Mobile gaming continues to be big business for both large and smaller game developers, with reports suggesting that the industry could be worth $76.7B in IAP and upwards of $65bn in ads by the end of 2020. Mobile apps and games are growing at 20% a year in revenue according to App Annie, with further predictions that users will collectively spend around 674 billion hours on mobile devices this year. As competition for screen time increases, developers are increasingly looking to in-game personalisation as a method for boosting retention.
The link between in-game personalisation, high retention and ARPU
There is often a very fine line between interest and boredom, so keeping users engaged for longer is a key marker in determining the success or failure of any mobile game. Each game appeals to certain segments of players, some of which can be rather niche. Personalisation is a way of increasing the appeal of a game to a broader audience by tailoring core in-game elements to their preferences.
Personalisation for core, mid-core and casual games
Personalisation in game play can take on a number of forms.

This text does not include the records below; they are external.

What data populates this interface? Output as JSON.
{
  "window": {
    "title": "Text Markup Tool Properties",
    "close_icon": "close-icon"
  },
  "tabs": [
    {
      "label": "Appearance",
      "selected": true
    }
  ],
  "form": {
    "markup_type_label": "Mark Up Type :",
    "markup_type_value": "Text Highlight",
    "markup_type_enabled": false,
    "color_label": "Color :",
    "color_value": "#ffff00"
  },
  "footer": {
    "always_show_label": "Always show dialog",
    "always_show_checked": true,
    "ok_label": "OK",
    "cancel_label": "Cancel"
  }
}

More complicated core and mid-core games for example could have their personalisation focus on character aesthetics, such as hair colour or clothing. These types of games could also look into developing the gameplay so that users can take the story in different directions depending entirely on what they want to get out of the game. This is most often delivered via multi-pathway options where users can select from a series of predetermined routes, which in turn will create a unique progression throughout the game.

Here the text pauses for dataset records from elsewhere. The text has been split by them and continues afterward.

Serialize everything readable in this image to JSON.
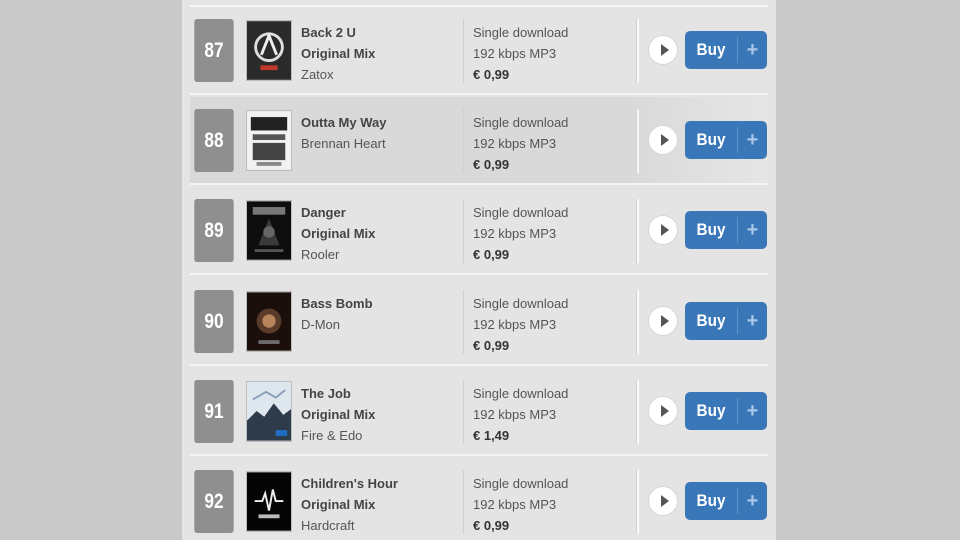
{
  "tracks": [
    {
      "rank": "87",
      "title": "Back 2 U",
      "mix": "Original Mix",
      "artist": "Zatox",
      "format": "Single download",
      "quality": "192 kbps MP3",
      "price": "€ 0,99",
      "buy_label": "Buy"
    },
    {
      "rank": "88",
      "title": "Outta My Way",
      "mix": "",
      "artist": "Brennan Heart",
      "format": "Single download",
      "quality": "192 kbps MP3",
      "price": "€ 0,99",
      "buy_label": "Buy"
    },
    {
      "rank": "89",
      "title": "Danger",
      "mix": "Original Mix",
      "artist": "Rooler",
      "format": "Single download",
      "quality": "192 kbps MP3",
      "price": "€ 0,99",
      "buy_label": "Buy"
    },
    {
      "rank": "90",
      "title": "Bass Bomb",
      "mix": "",
      "artist": "D-Mon",
      "format": "Single download",
      "quality": "192 kbps MP3",
      "price": "€ 0,99",
      "buy_label": "Buy"
    },
    {
      "rank": "91",
      "title": "The Job",
      "mix": "Original Mix",
      "artist": "Fire & Edo",
      "format": "Single download",
      "quality": "192 kbps MP3",
      "price": "€ 1,49",
      "buy_label": "Buy"
    },
    {
      "rank": "92",
      "title": "Children's Hour",
      "mix": "Original Mix",
      "artist": "Hardcraft",
      "format": "Single download",
      "quality": "192 kbps MP3",
      "price": "€ 0,99",
      "buy_label": "Buy"
    }
  ],
  "buy_plus_icon": "plus-icon",
  "play_icon": "play-icon",
  "colors": {
    "buy_button": "#3a77b8",
    "rank_badge": "#8f8f8f",
    "panel": "#e4e4e4",
    "page_background": "#c9c9c9"
  }
}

On the more casual side of the gaming market, where titles can enjoy millions of players engaging with, and providing usage data to the game, we’re starting to see exciting applications of machine learning techniques to better engage users at an individual level but at scale. Games can automatically ‘learn’ the user’s preferences, behaviour and gaming style and adapt the game accordingly. This could include varying the difficulty of levels depending on the user’s ability or serving monetisation opportunities that users respond well to, both improving retention rates and increasing ARPU. We are already seeing machine learning playing a significant part in game development, much in the same way as Spotify, Netflix and Amazon seek to learn behaviour patterns and use the data to deliver a better experience to their users.
Personalisation is profitability
Quite simply put, a well thought out personalisation strategy can be the difference between your game being profitable or not. By tailoring the user experience to keep players immersed in the game for longer and serving them the right ads, you can increase the delta between your ARPU and your CPI. When a game requires a user to invest time, creativity, imagination and energy into creating a character, progressing through a series of levels, or following through a storyline, the users are much more connected with the journey and are more likely to continue deeper into the game.
Personalisation is also typically needed to help attract the top spenders, our much lauded ‘whales’. These users typically generate up to 50% of the title’s revenue despite only making up around 1%-2% of total players. They can be connected for up to 16 hours a day and can spend up to $1,000 a day making in-app purchases.
Getting started
The first step in moving towards a more personalised gaming experience is understanding the outcomes and experiences that your target audience is likely to be looking for in a game. In the study ‘Towards a Trait Model of Video Game Preferences’, a team of multidisciplinary researchers at the University of Waterloo Games Institute identified three basic game player traits that can be utilised to make games more personalised and help keep gamers engaged and motivated. These top line traits included the level of preference for action, the aesthetic look and feel of the game, and degree of goal orientation. In addition, a range of player archetypes were identified, which included seeker, survivor, daredevil, mastermind, conqueror, socializer, and achiever. These profiles, alongside other factors such as age, gender and location all help to shape the development of the game so that it focuses on what the user most wants to experience whilst immersed in the game.
Gaining access to the critical user data needed to help guide personalisation strategies is now easier than ever thanks to solutions such as Coda’s SDK where collected data from in-game events is sent to the Coda Platform, with always-on machine learning helping to find the best parameters for future A/B testing. For example, Coda’s algorithms will analyse data from in-game events to suggest the best timing for interstitial ads, but ultimately is focused on improving the user experience, boosting engagement and enhancing monetisation in the long run.
Taking mobile gaming to new heights
What is clear is that data-driven personalisation is already transforming the gaming world so that it is no longer simply about a single gaming experience, but many different ones which are all shaped to meet the specific needs and interests of individual players. Embracing and building upon the in-game personalisation opportunities that large swathes of data and machine learning create is key to game survival, given that by 2021, mobile gaming is predicted to make up around 60% of the global gaming market. Game developers who can embed personalisation into the very DNA of their mobile games will be the ones who are best positioned for future success.